Adams recounts a cold night on a bald mountain

PELLY CROSSING Kiara Adams has fat dogs. “They’re Quest dogs,” she said. “But now I need to slim them down and make them…


Kiara Adams has fat dogs.

“They’re Quest dogs,” she said.

“But now I need to slim them down and make them faster.”

The 18-year-old musher plans to race in the upcoming Percy De Wolfe and in the Silver Sled. And she wants a competitive team.

Adams has not had the chance to train her dogs since being rescued from the top of Eagle summit with six other Quest mushers and teams early last week.

After the rescue, mushers were not allowed to continue with the race and Adams slowly made her way back to Whitehorse.

“I have been cleaning out the dog truck and putting away food and supplies, which was incredibly depressing,” she said.

Like many of the rescued mushers, Adams wanted to finish the Quest.

But that was not an option.

“It was all very confusing,” said Adams.

She thinks it would have made sense to have a meeting with race officials after getting out of the helicopter with her team, she said.

“Because at this point we hadn’t really received help.

“We’d been rescued, but they brought us backwards. We probably could have continued on with the race.”

But after the rescue, there was lots of confusion and, by the time the mushers realized racing might still be possible, they had all received outside help, which disqualified them.

“We were all kind of the guinea pigs,” said Adams.

There are things that could have been done better both before and after the rescue, she said.

But, given the circumstances, she doesn’t blame race officials.

“I mean, no one has ever been rescued by helicopter before during the Quest,” she said.

“And if it ever happens again, it probably won’t be so confusing.”

Given the choice, Adams might have continued with the race, but not if the storm was still raging.

“I probably wouldn’t have the heart to send my dogs back into that storm,” she said.

“We had just spent all day thinking we could die.”

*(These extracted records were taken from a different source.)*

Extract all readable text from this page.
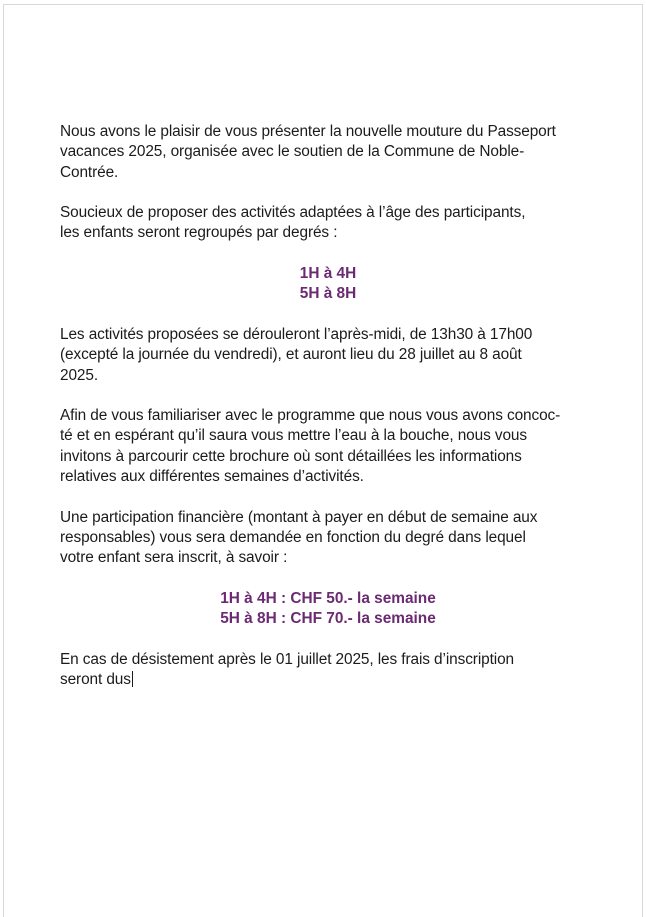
Nous avons le plaisir de vous présenter la nouvelle mouture du Passeport
vacances 2025, organisée avec le soutien de la Commune de Noble-
Contrée.

Soucieux de proposer des activités adaptées à l’âge des participants,
les enfants seront regroupés par degrés :

1H à 4H
5H à 8H

Les activités proposées se dérouleront l’après-midi, de 13h30 à 17h00
(excepté la journée du vendredi), et auront lieu du 28 juillet au 8 août
2025.

Afin de vous familiariser avec le programme que nous vous avons concoc-
té et en espérant qu’il saura vous mettre l’eau à la bouche, nous vous
invitons à parcourir cette brochure où sont détaillées les informations
relatives aux différentes semaines d’activités.

Une participation financière (montant à payer en début de semaine aux
responsables) vous sera demandée en fonction du degré dans lequel
votre enfant sera inscrit, à savoir :

1H à 4H : CHF 50.- la semaine
5H à 8H : CHF 70.- la semaine

En cas de désistement après le 01 juillet 2025, les frais d’inscription
seront dus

And she is still thinking about it.

“I keep listening to books on tape, so as not to think about it,” she said.

When Adams left the Mile 101 dog drop, before the summit, she knew it was stormy on the mountain.

In fact, she had waited an additional six hours till daylight instead of leaving at midnight as she originally planned.

Three Quest 300 mushers left with her.

The trail was blown in at the foot of Eagle Summit and it was windy.

“But it was no big deal,” she said.

Soon after, a trailbreaker on a snowmachine, who had gone out ahead to fix trail markers, passed them.

He had turned around because there was too much snow. He couldn’t get through.

“This was troubling,” admitted Adams.

“But often dog teams can go places snow machines can’t.

“And going up the mountain was a cake walk.”

When she got to the top of the mountain, the wind was whistling and she had trouble seeing past her lead dogs.

“There was this voice in my head that kept telling me to go back to 101,” she said.

“But it didn’t seem rational to keep listening to this voice screaming in my head — it was a dog race, so I kept going.”

Eventually she became separated from the Quest 300 mushers, but found Quest rookie Phil Joy.

Together they inched their teams down the mountain over bare, rocky, mossy ground.

It was really steep with 128-km/h winds, said Adams.

“Our lead dogs couldn’t even hear us over the wind, so even if we knew where to go, we had no steering.

“And we couldn’t stop, so we just kept holding on thinking, ‘Oh, crap, I hope this is where we’re supposed to go’.”

Eventually, they came to a cliff and trying to avoid it, the two teams became tangled.

“By the time we untangled them, they were so scared they just lay down and didn’t want anything to do with it,” she said.

Adams lay on her sled for a while, but the wind was cold and Joy was having trouble.

Having already been up there a at least 12 hours longer than Adams, his hands were frozen and he and his team were in danger of severe dehydration.

It was impossible boil snow for water, because there was no snow, and if there had been, with such high winds there would have been no way to melt it.

“If we opened our sled bag things would blow out; coats were blowing off the dogs and disappearing into the storm,” said Adams.

Weighing very little and wearing a parka that acted as a sail, she almost blew away a few times, and Joy had to hold onto her.

After sharing some of her water with Joy and lending him a dry pair of mitts, Adams devised a plan.

One of them would walk the lead dogs forward and the other would guide the sled, then they would return and do the same thing with the second team, slowly inching their way down the mountain.

“We did this all day,” said Adams.

“And at one point I said, wouldn’t it be great if a helicopter came for us right now.”

Shortly thereafter a Blackhawk helicopter landed just above them on the mountain.

“We actually didn’t want to get onto the helicopter; we wanted to keep fighting,” she said.

“But we didn’t know if we were going in the right direction and at that point we were gambling with the dogs lives and with our lives, because with nothing to drink for over 16 hours they could have become hypothermic and even died.”

Adams was not sure they really had a choice anyway, and they had already made the choice to go with the helicopter if it arrived.

“But I was really torn,” said Adams.

“And as I was walking dogs to the helicopter, I was all teary-eyed.”

The dogs, who normally would have been terrified by the prospect of riding in a chopper, were scrambling to get in.

“We had to actually hold them back, it was like they saw this as their only way off the mountain,” she said.

The next day, when snow machines retrieved their sleds, it turned out Adams and Joy were just 900 metres from the trail and were heading in the right direction.

“It’s a bummer,” said Adams. “But we had no way of knowing.”

She is not sure she will race in next year’s Quest, she said.

“I didn’t plan to before,” she said.

“And I don’t want to let what happened at Eagle change a whole year of my life.”

This year, although she will still enter some races, she’s not interested in anything hard.

“If it’s a cake walk, that’s fine, but I’m not interested in being stuck on anymore mountains,” she said with a laugh.

Adams has been running dogs since she was 11 and is thinking of doing something else for a while.

“You can’t keep mushing forever,” she said.

She is considering the RCMP and may attend police school in Regina next fall. She hopes to become part of a canine unit.

Since she was eight, she did obedience work with her pet Jack Russell Aggie and wants to pursue this again, too.

“I want to see if we can get the next title up before Aggie’s too old,” she said.

Adams was at the Pelly Crossing checkpoint picking up her drop bags, which hold food and supplies for mushers to re-outfit with during the race.

It is hard watching teams come in, she said.

And she was not going to Dawson to watch the finish.

“I’ll be at the banquet though,” she said.

It coincides with her 19th birthday.